If you have a cocker spaniel or some other type of dog with big, floppy ears, it can be prone to ear problems. The symptoms of an ear problem include redness or discharge of any type and black, dry matter. While dogs naturally have brown “ear wax”, this should never be copious or smell bad. And a yellow. pus-like discharge is just about a sure sign of infection.
Fleas or ticks
Whenever you take your dog for a walk, a romp in the backyard or a trip to the dog park, you’re putting it at risk as a walking target for ticks, fleas and mosquitoes. This means you should have a complete pest management system. Most vets recommend a heartworm preventative such as Hartz® UltraGuard Pro® once a month, topical drop treatments or flea and tick collars because these products contain active ingredients that focus on breaking the life stages of fleas and ticks. Plus, topical drops kill mosquitoes. You might also shampoo the dog and use a spray or powder if it seems to need immediate relief.
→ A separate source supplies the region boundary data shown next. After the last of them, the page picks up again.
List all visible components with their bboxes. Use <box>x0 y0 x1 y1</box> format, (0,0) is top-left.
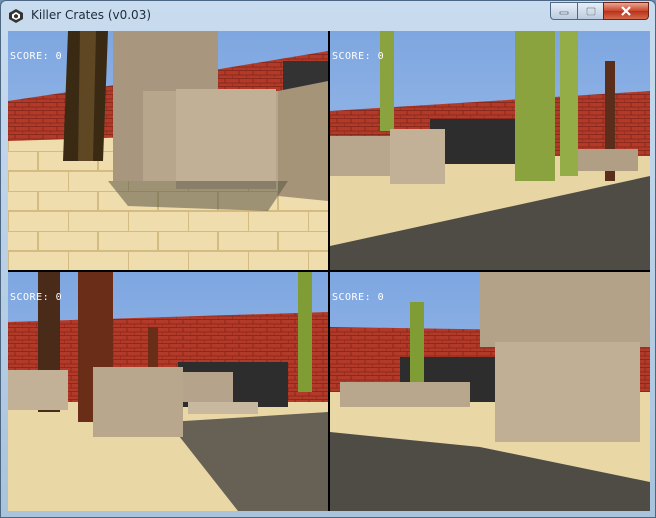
score-label: SCORE: 0 <box>10 51 63 62</box>
maximize-icon <box>585 6 596 16</box>
close-button[interactable] <box>603 2 649 20</box>
player-4-viewport[interactable]: SCORE: 0 <box>330 272 650 511</box>
minimize-button[interactable] <box>550 2 577 20</box>
player-3-viewport[interactable]: SCORE: 0 <box>8 272 328 511</box>
game-window: Killer Crates (v0.03) SCORE: 0 SCORE: 0 … <box>0 0 656 518</box>
maximize-button[interactable] <box>577 2 603 20</box>
scene-1 <box>8 31 328 270</box>
score-label: SCORE: 0 <box>332 51 385 62</box>
close-icon <box>621 6 631 16</box>
score-label: SCORE: 0 <box>10 292 63 303</box>
scene-4 <box>330 272 650 511</box>
game-canvas[interactable]: SCORE: 0 SCORE: 0 SCORE: 0 SCORE: 0 <box>8 31 650 511</box>
score-label: SCORE: 0 <box>332 292 385 303</box>
scene-3 <box>8 272 328 511</box>
minimize-icon <box>559 11 569 15</box>
window-title: Killer Crates (v0.03) <box>31 8 152 22</box>
player-1-viewport[interactable]: SCORE: 0 <box>8 31 328 270</box>
player-2-viewport[interactable]: SCORE: 0 <box>330 31 650 270</box>
scene-2 <box>330 31 650 270</box>
unity-logo-icon <box>9 9 23 23</box>
title-bar[interactable]: Killer Crates (v0.03) <box>1 1 655 31</box>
Just as with humans, there is a strong link between a dog’s periodontal condition and its overall health. What causes a dog to develop periodontal disease is about the same as it is in us humans. It begins with bacteria on the surface of the dog’ teeth and surrounding tissues. This will eventually build up and be mineralized into tartar.
Dog periodontal disease does not develop overnight. It happens very gradually so we tend to become accustomed to its symptoms. These include bleeding gums, bad breath, loss of appetite, dropping of food while eating and even loose teeth.
Daily chewing can help in maintaining a dog’s oral health. You might also give it a rawhide or other dental chews or special biscuits or dental treats. These can help reduce plaque and tartar between the dental cleanings you should have your vet do periodically.